Publishers and aggregators integrate SUSHI API endpoints into customer portals provided by Elsevier, Springer Nature, Wiley, ProQuest and platform providers like HighWire Press and Atypon so institutional subscribers can authorize automated harvesting. Vendors in the open-source community such as Open Library projects and discovery layers like VuFind also offer SUSHI-compatible connectors contributed via repositories on GitHub.
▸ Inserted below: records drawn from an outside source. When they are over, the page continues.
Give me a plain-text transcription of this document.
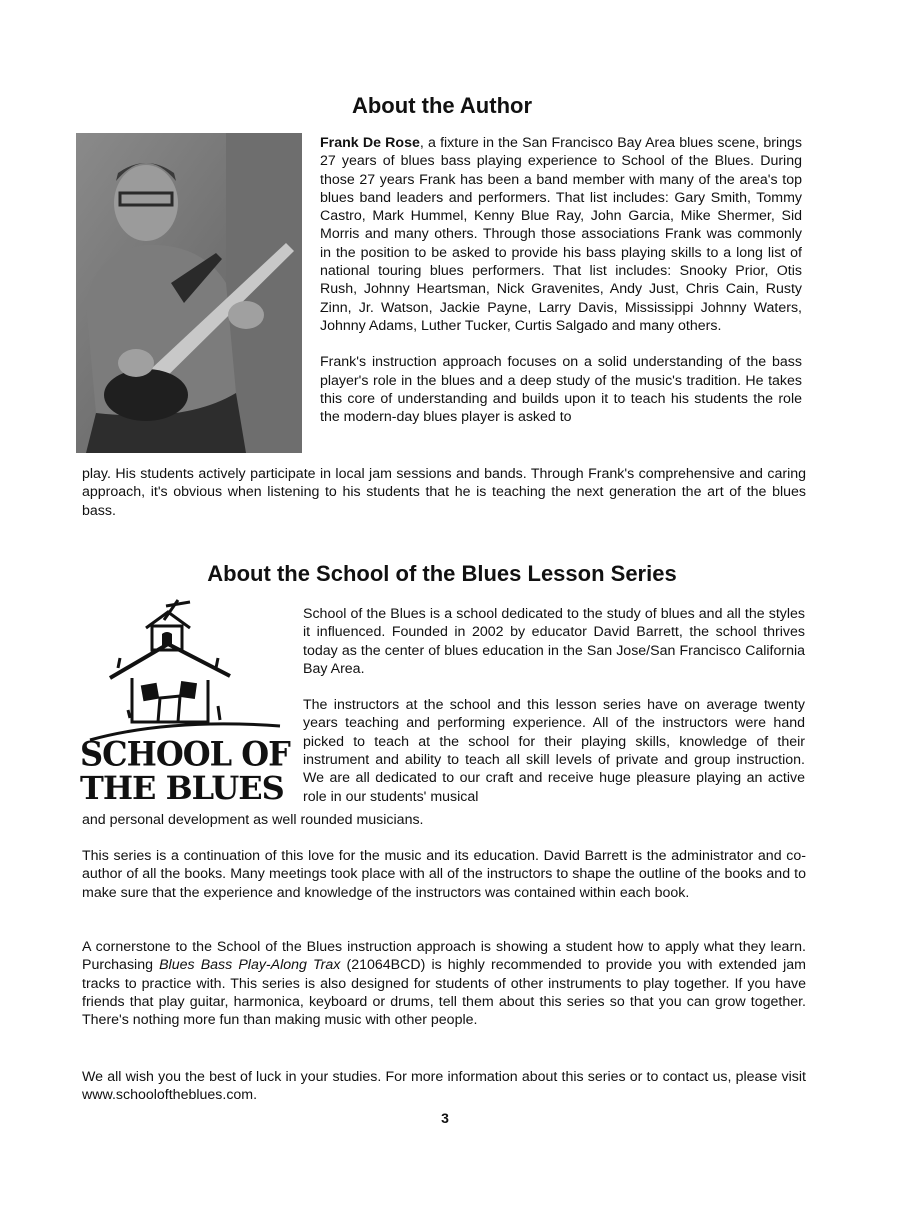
About the Author

Frank De Rose, a fixture in the San Francisco Bay Area blues scene, brings 27 years of blues bass playing experience to School of the Blues. During those 27 years Frank has been a band member with many of the area's top blues band leaders and performers. That list includes: Gary Smith, Tommy Castro, Mark Hummel, Kenny Blue Ray, John Garcia, Mike Shermer, Sid Morris and many others. Through those associations Frank was commonly in the position to be asked to provide his bass playing skills to a long list of national touring blues performers. That list includes: Snooky Prior, Otis Rush, Johnny Heartsman, Nick Gravenites, Andy Just, Chris Cain, Rusty Zinn, Jr. Watson, Jackie Payne, Larry Davis, Mississippi Johnny Waters, Johnny Adams, Luther Tucker, Curtis Salgado and many others.

Frank's instruction approach focuses on a solid understanding of the bass player's role in the blues and a deep study of the music's tradition. He takes this core of understanding and builds upon it to teach his students the role the modern-day blues player is asked to

play. His students actively participate in local jam sessions and bands. Through Frank's comprehensive and caring approach, it's obvious when listening to his students that he is teaching the next generation the art of the blues bass.

About the School of the Blues Lesson Series
SCHOOL OF
THE BLUES

School of the Blues is a school dedicated to the study of blues and all the styles it influenced. Founded in 2002 by educator David Barrett, the school thrives today as the center of blues education in the San Jose/San Francisco California Bay Area.

The instructors at the school and this lesson series have on average twenty years teaching and performing experience. All of the instructors were hand picked to teach at the school for their playing skills, knowledge of their instrument and ability to teach all skill levels of private and group instruction. We are all dedicated to our craft and receive huge pleasure playing an active role in our students' musical

and personal development as well rounded musicians.

This series is a continuation of this love for the music and its education. David Barrett is the administrator and co-author of all the books. Many meetings took place with all of the instructors to shape the outline of the books and to make sure that the experience and knowledge of the instructors was contained within each book.

A cornerstone to the School of the Blues instruction approach is showing a student how to apply what they learn. Purchasing Blues Bass Play-Along Trax (21064BCD) is highly recommended to provide you with extended jam tracks to practice with. This series is also designed for students of other instruments to play together. If you have friends that play guitar, harmonica, keyboard or drums, tell them about this series so that you can grow together. There's nothing more fun than making music with other people.

We all wish you the best of luck in your studies. For more information about this series or to contact us, please visit www.schooloftheblues.com.

3
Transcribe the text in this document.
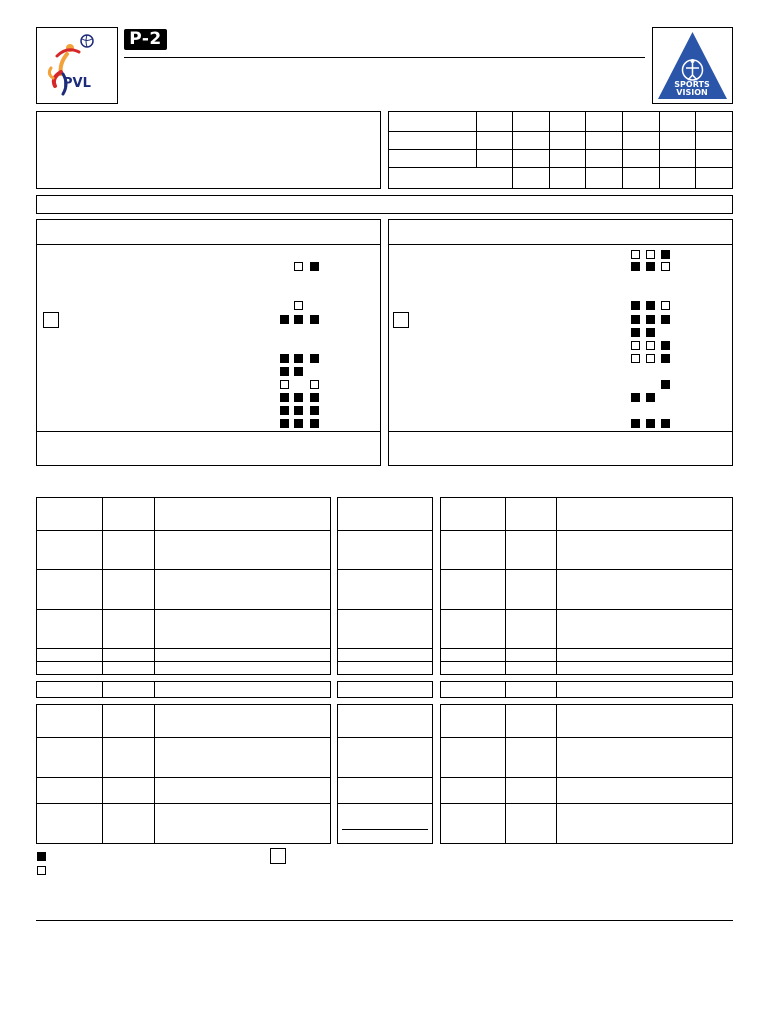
PVL
P-2
SPORTS
VISION
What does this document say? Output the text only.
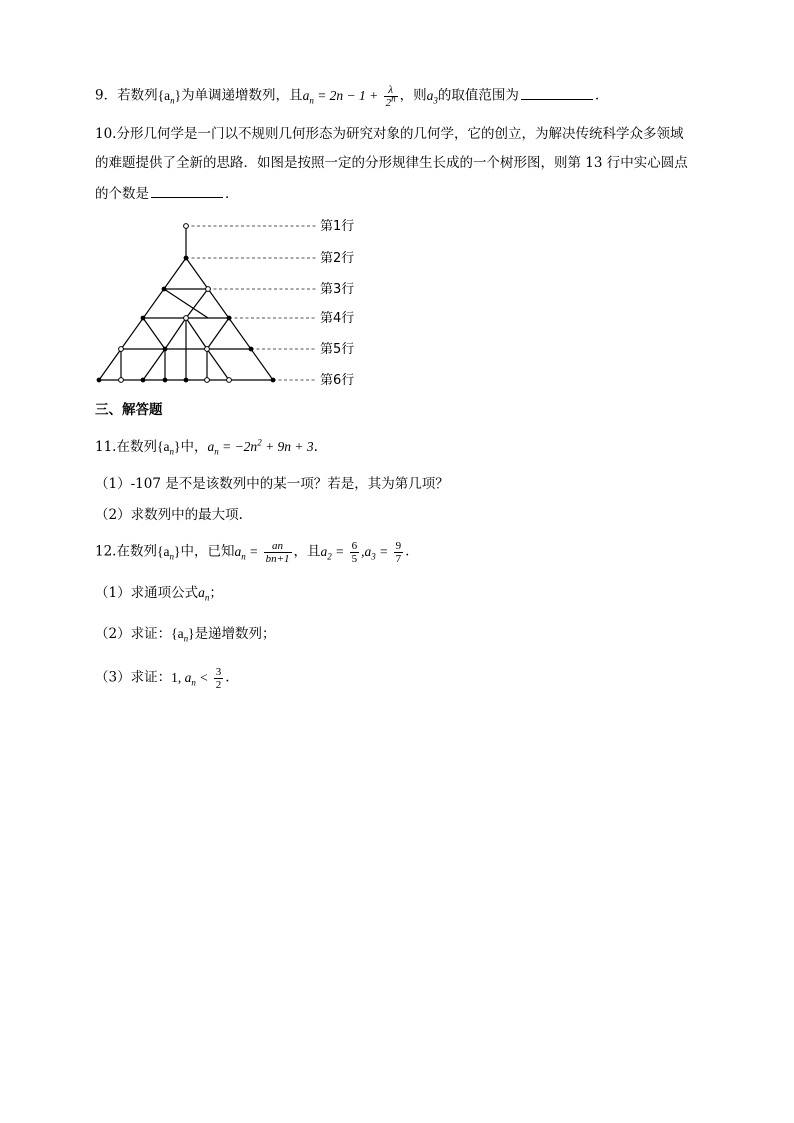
9．若数列$\{a_n\}$为单调递增数列，且$a_n = 2n - 1 + \frac{\lambda}{2^n}$ ，则$a_3$的取值范围为	.
10.分形几何学是一门以不规则几何形态为研究对象的几何学，它的创立，为解决传统科学众多领域
的难题提供了全新的思路．如图是按照一定的分形规律生长成的一个树形图，则第 13 行中实心圆点
的个数是	．
第1行
第2行
第3行
第4行
第5行
第6行
三、解答题
11.在数列$\{a_n\}$中，$a_n = -2n^2 + 9n + 3$.
（1）-107 是不是该数列中的某一项？若是，其为第几项？
（2）求数列中的最大项.
12.在数列$\{a_n\}$中，已知$a_n = \frac{an}{bn+1}$ ，且$a_2 = \frac{6}{5} ,a_3 = \frac{9}{7}$ .
（1）求通项公式$a_n$；
（2）求证：$\{a_n\}$是递增数列；
（3）求证：1, $a_n < \frac{3}{2}$ .
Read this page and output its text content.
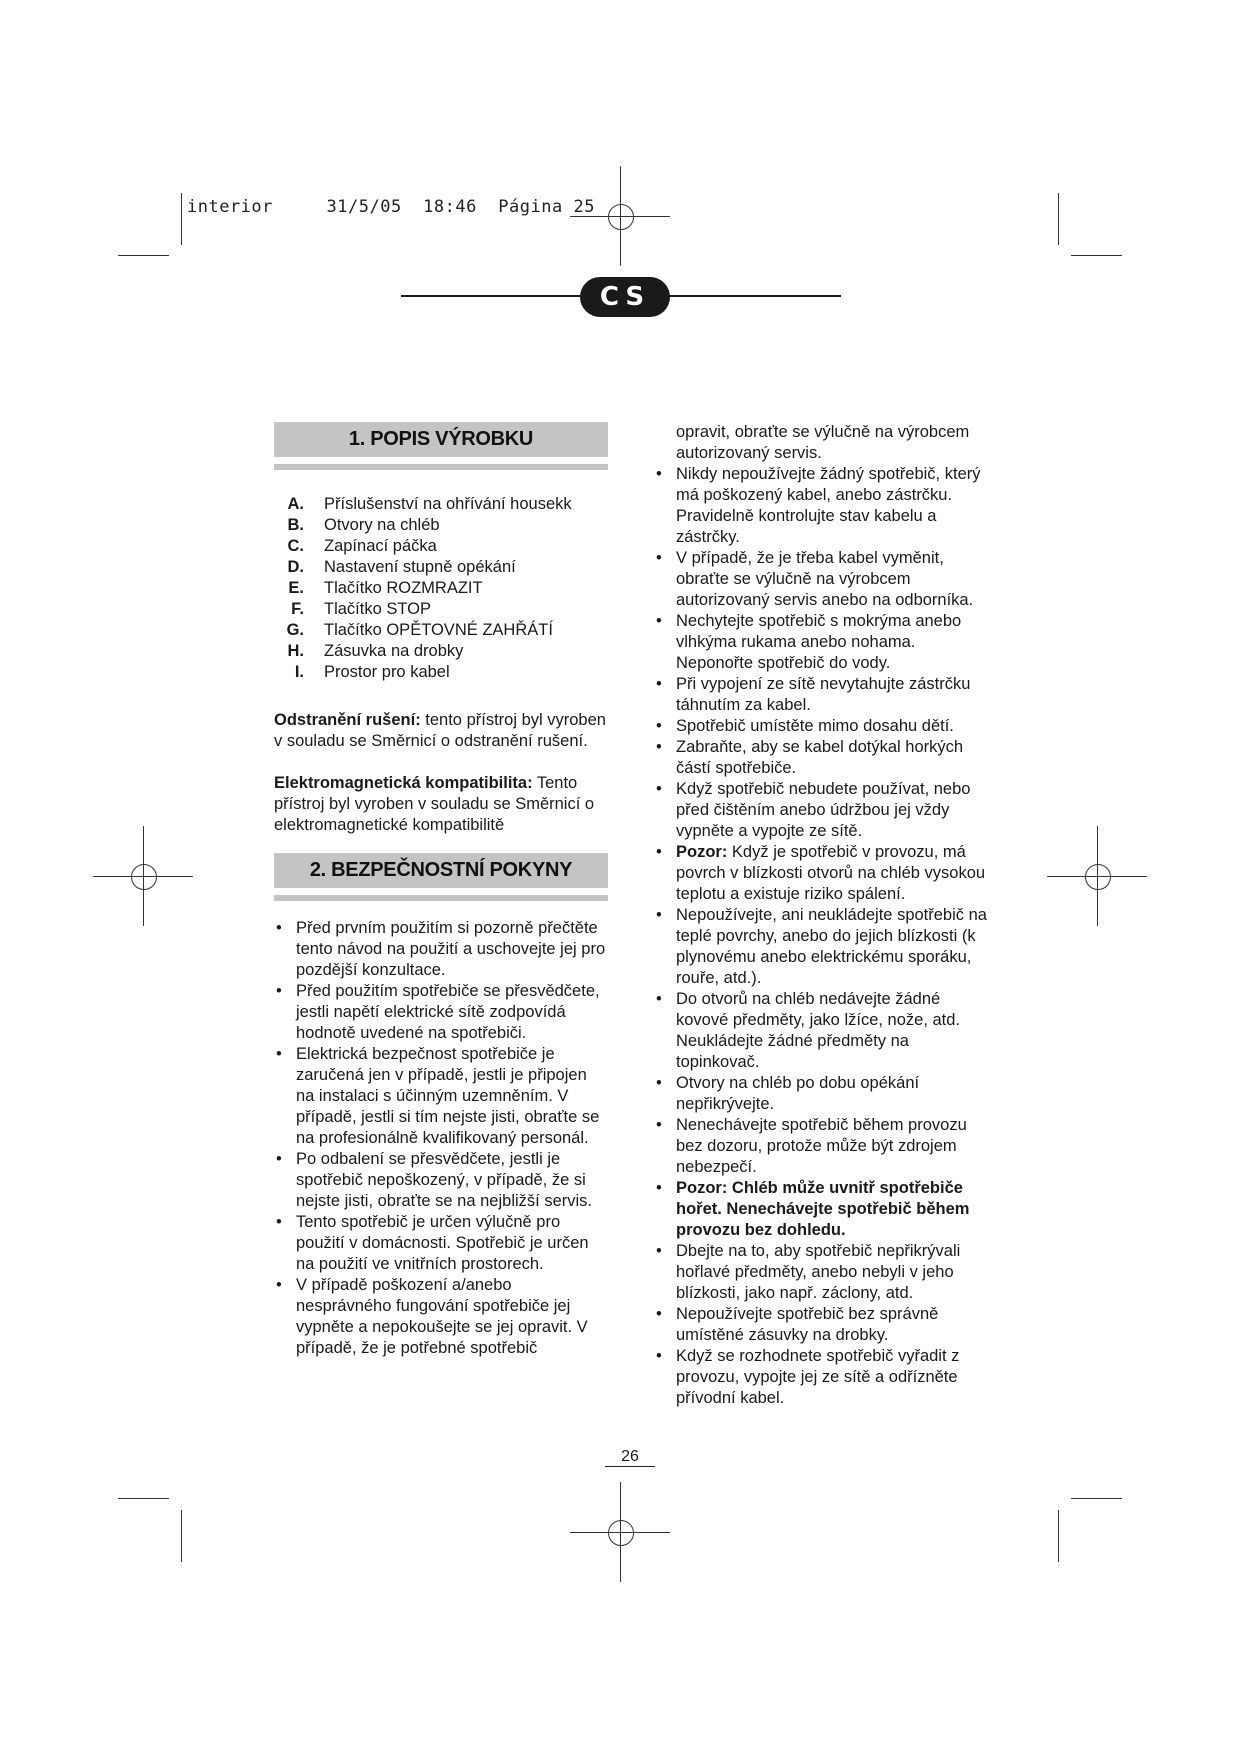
interior     31/5/05  18:46  Página 25
CS
1. POPIS VÝROBKU
A. Příslušenství na ohřívání housekk
B. Otvory na chléb
C. Zapínací páčka
D. Nastavení stupně opékání
E. Tlačítko ROZMRAZIT
F. Tlačítko STOP
G. Tlačítko OPĚTOVNÉ ZAHŘÁTÍ
H. Zásuvka na drobky
I. Prostor pro kabel

Odstranění rušení: tento přístroj byl vyroben v souladu se Směrnicí o odstranění rušení.

Elektromagnetická kompatibilita: Tento přístroj byl vyroben v souladu se Směrnicí o elektromagnetické kompatibilitě

2. BEZPEČNOSTNÍ POKYNY
• Před prvním použitím si pozorně přečtěte tento návod na použití a uschovejte jej pro pozdější konzultace.
• Před použitím spotřebiče se přesvědčete, jestli napětí elektrické sítě zodpovídá hodnotě uvedené na spotřebiči.
• Elektrická bezpečnost spotřebiče je zaručená jen v případě, jestli je připojen na instalaci s účinným uzemněním. V případě, jestli si tím nejste jisti, obraťte se na profesionálně kvalifikovaný personál.
• Po odbalení se přesvědčete, jestli je spotřebič nepoškozený, v případě, že si nejste jisti, obraťte se na nejbližší servis.
• Tento spotřebič je určen výlučně pro použití v domácnosti. Spotřebič je určen na použití ve vnitřních prostorech.
• V případě poškození a/anebo nesprávného fungování spotřebiče jej vypněte a nepokoušejte se jej opravit. V případě, že je potřebné spotřebič

opravit, obraťte se výlučně na výrobcem autorizovaný servis.

• Nikdy nepoužívejte žádný spotřebič, který má poškozený kabel, anebo zástrčku. Pravidelně kontrolujte stav kabelu a zástrčky.
• V případě, že je třeba kabel vyměnit, obraťte se výlučně na výrobcem autorizovaný servis anebo na odborníka.
• Nechytejte spotřebič s mokrýma anebo vlhkýma rukama anebo nohama. Neponořte spotřebič do vody.
• Při vypojení ze sítě nevytahujte zástrčku táhnutím za kabel.
• Spotřebič umístěte mimo dosahu dětí.
• Zabraňte, aby se kabel dotýkal horkých částí spotřebiče.
• Když spotřebič nebudete používat, nebo před čištěním anebo údržbou jej vždy vypněte a vypojte ze sítě.
• Pozor: Když je spotřebič v provozu, má povrch v blízkosti otvorů na chléb vysokou teplotu a existuje riziko spálení.
• Nepoužívejte, ani neukládejte spotřebič na teplé povrchy, anebo do jejich blízkosti (k plynovému anebo elektrickému sporáku, rouře, atd.).
• Do otvorů na chléb nedávejte žádné kovové předměty, jako lžíce, nože, atd. Neukládejte žádné předměty na topinkovač.
• Otvory na chléb po dobu opékání nepřikrývejte.
• Nenechávejte spotřebič během provozu bez dozoru, protože může být zdrojem nebezpečí.
• Pozor: Chléb může uvnitř spotřebiče hořet. Nenechávejte spotřebič během provozu bez dohledu.
• Dbejte na to, aby spotřebič nepřikrývali hořlavé předměty, anebo nebyli v jeho blízkosti, jako např. záclony, atd.
• Nepoužívejte spotřebič bez správně umístěné zásuvky na drobky.
• Když se rozhodnete spotřebič vyřadit z provozu, vypojte jej ze sítě a odřízněte přívodní kabel.
26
Compliance and Security Considerations

Security practices for SUSHI API implementations reflect guidance from IETF and NIST with encryption via TLS and authentication patterns influenced by OAuth 2.0 and SAML deployments used by federations such as InCommon and Shibboleth. Compliance with COUNTER release cycles and data protection regulations such as those enacted in jurisdictions including European Union (e.g., GDPR) influences operational policies for publishers like Elsevier and Wiley and institutions such as University College London and King's College London. Access controls and audit trails are often integrated with identity providers used by academic networks including Internet2 and administrative systems like LDAP directories.

Standards bodies including NISO and COUNTER publish recommendations for retention, provenance and data integrity; vendors such as OCLC and Ex Libris implement logging and role-based access modeled after best practices from ISO standards.

Adoption and Industry Impact

Widespread adoption by major publishers (Elsevier, Wiley, Springer Nature, Taylor & Francis Group, IEEE, JSTOR) and library systems (Ex Libris, OCLC, EBSCO) has reduced manual effort in usage reporting and enabled more sophisticated analytics and collection development decisions at institutions like Harvard University, University of Cambridge, Princeton University and University of Chicago. The protocol has influenced complementary standards work by organizations including COUNTER, NISO, Jisc and has been incorporated into procurement and licensing workflows used by consortia such as GES and national libraries including Library of Congress and British Library.